A young man was willing to put his own life on the line to help his family deal with financial problems, but thankfully, it didn't come to that.

Sam Mafua, 23, was diagnosed with a rare form of Leukemia in December that usually strikes children younger than 12 years old.

"I come here and try to smile as much as possible, talk to everybody," Mafua said.

Because Mafua is older than most people in the pediatric cancer ward at Banner Hospital in Mesa, nurses often recruit him to left the spirits of his younger counterparts and it's not unusual to see him engaged in Nerf gun wars in the hallways.

"He makes us laugh. He makes our days brighter with his sense of humor, with his kindness, with the respect that he has for everyone," pediatric nurse practitioner Nicholette Breier-Adkins said. "He's just a fun person who's not going to let anything hold him down."

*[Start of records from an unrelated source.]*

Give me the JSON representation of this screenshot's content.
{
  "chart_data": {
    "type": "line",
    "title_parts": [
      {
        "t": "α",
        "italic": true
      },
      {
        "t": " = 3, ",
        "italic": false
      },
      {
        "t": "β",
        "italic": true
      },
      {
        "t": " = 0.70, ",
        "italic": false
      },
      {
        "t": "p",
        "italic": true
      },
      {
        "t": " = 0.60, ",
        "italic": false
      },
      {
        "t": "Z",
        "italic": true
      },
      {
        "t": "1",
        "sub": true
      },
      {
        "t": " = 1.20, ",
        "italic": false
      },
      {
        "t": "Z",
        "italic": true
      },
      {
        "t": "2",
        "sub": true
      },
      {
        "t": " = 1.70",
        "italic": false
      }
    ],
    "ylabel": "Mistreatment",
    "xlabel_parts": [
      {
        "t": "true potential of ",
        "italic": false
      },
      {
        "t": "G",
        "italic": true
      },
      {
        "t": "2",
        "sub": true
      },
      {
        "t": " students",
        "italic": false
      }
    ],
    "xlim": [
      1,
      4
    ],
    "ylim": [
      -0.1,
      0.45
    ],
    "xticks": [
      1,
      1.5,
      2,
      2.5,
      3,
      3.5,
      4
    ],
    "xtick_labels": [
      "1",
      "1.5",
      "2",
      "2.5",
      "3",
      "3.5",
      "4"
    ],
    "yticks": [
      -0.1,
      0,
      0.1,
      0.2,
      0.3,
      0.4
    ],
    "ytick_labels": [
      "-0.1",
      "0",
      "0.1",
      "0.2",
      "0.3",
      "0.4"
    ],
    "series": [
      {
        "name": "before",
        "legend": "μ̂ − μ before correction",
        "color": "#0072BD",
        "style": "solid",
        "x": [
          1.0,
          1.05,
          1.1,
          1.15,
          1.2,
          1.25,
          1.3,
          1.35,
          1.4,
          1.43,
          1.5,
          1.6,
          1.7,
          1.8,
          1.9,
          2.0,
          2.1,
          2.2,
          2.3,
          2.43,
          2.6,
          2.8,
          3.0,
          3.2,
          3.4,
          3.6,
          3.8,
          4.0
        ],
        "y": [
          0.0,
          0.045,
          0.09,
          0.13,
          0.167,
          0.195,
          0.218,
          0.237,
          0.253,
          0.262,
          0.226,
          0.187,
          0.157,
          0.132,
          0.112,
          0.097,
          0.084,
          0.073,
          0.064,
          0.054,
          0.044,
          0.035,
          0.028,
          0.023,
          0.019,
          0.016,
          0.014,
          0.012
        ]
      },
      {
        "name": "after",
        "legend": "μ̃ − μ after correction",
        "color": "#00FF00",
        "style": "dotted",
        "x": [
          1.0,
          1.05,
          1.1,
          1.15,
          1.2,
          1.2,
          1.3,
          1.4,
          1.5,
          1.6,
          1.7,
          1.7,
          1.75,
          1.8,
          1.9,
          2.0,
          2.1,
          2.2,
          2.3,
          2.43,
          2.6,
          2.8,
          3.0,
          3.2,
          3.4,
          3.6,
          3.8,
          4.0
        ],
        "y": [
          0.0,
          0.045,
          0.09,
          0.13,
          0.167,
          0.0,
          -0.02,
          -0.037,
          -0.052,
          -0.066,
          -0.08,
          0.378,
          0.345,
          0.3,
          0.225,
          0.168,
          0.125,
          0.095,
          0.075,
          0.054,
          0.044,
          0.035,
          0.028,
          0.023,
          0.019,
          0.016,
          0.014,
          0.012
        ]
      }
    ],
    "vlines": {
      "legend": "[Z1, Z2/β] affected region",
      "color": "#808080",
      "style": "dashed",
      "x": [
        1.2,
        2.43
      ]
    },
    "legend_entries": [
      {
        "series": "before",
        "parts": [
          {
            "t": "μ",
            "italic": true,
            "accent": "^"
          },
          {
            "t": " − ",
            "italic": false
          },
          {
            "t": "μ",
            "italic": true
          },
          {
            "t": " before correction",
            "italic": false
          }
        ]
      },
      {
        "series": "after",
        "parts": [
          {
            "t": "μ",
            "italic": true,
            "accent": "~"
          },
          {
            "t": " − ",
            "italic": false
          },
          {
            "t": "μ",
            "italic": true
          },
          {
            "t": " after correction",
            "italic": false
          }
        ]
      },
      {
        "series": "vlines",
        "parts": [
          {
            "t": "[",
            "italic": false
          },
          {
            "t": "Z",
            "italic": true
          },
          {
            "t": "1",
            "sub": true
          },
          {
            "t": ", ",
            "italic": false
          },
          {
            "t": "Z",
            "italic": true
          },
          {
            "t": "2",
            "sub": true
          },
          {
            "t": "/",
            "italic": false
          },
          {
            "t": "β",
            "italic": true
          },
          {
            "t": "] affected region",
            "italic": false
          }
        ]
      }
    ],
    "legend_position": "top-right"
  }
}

The staff has grown quite fond of Mafua - that's why they were floored one day when he came in and asked to stop his chemotherapy.

Mafua's father lost his job and his mother is blind and in poor health so as the oldest son in Arizona, he felt obligated to work to support his family.

"We had to explain to him that if he stopped or even paused his treatment for awhile, his chances for survival would be very slim," Breier-Adkins said.

To make matters worse, because of his age, he doesn't qualify for more of the program that could reduce the financial burden at home.

Breier-Adkins, with the help of CBS 5 News, awarded Mafua and his family with $500.

"This is a blessing, and it's a blessing that she actually sat down and [sent] emails to see what she could do and [I] thank God for that," Mafua said. "This is not my time for me, no way possible. I still have to walk my daughter down the aisle when she gets married."

Mafua will need to undergo chemotherapy for two and a half more years, but his prognosis is good and so is his attitude.